- Open Access
T-REx: Transcriptome analysis webserver for RNA-seq Expression data
© de Jong et al. 2015
Received: 14 April 2015
Accepted: 7 August 2015
Published: 3 September 2015
Transcriptomics analyses of bacteria (and other organisms) provide global as well as detailed information on gene expression levels and, consequently, on other processes in the cell. RNA sequencing (RNA-seq) has over the past few years become the most accurate method for global transcriptome measurements and for the identification of novel RNAs. This development has been accompanied by advances in the bioinformatics methods, tools and software packages that deal with the analysis of the large data sets resulting from RNA-seq efforts.
Based on years of experience in analyzing transcriptome data, we developed a user-friendly webserver that performs the statistical analysis on the gene expression values generated by RNA-seq. It also provides the user with a whole range of data plots. We benchmarked our RNA-seq pipeline, T-REx, using a case study of CodY mutants of Bacillus subtilis and show that it could easily and automatically reproduce the statistical analysis of the cognate publication. Furthermore, by mining the correlation matrices, k-means clusters and heatmaps generated by T-REx we observed interesting gene-behavior and identified sub-groups in the CodY regulon.

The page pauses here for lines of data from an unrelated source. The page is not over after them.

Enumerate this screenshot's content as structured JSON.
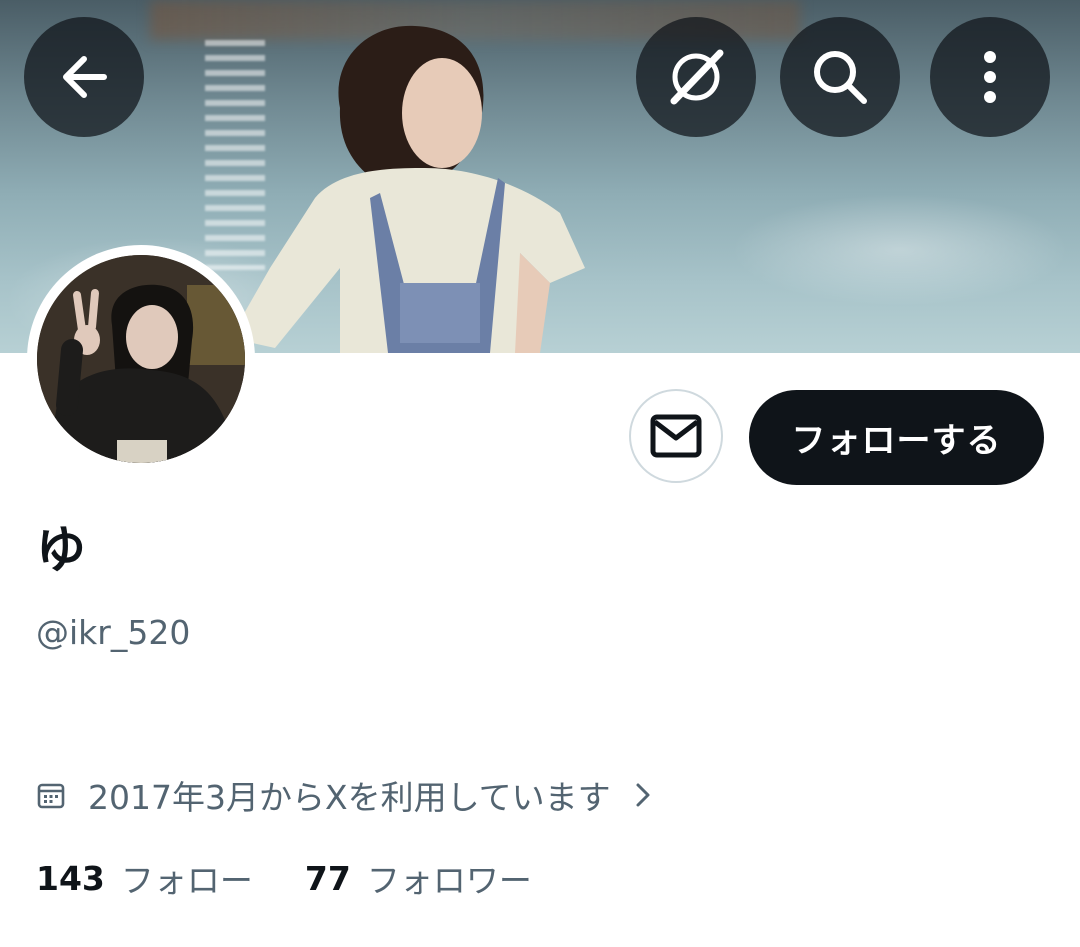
{
  "header": {
    "back_icon": "arrow-left-icon",
    "grok_icon": "grok-icon",
    "search_icon": "search-icon",
    "more_icon": "more-vertical-icon"
  },
  "profile": {
    "display_name": "ゆ",
    "handle": "@ikr_520",
    "joined": "2017年3月からXを利用しています",
    "following_count": "143",
    "following_label": "フォロー",
    "followers_count": "77",
    "followers_label": "フォロワー"
  },
  "actions": {
    "message_icon": "mail-icon",
    "follow_label": "フォローする"
  },
  "colors": {
    "primary_text": "#0f1419",
    "secondary_text": "#536471",
    "button_dark": "#0f1419",
    "border": "#cfd9de"
  }
}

T-REx is a parameter-free statistical analysis pipeline for RNA-seq gene expression data that is dedicated for use by biologists and bioinformaticians alike. The tables and figures produced by T-REx are in most cases sufficient to accurately mine the statistical results. In addition to the stand-alone version, we offer a user-friendly webserver that only needs basic input (http://genome2d.molgenrug.nl).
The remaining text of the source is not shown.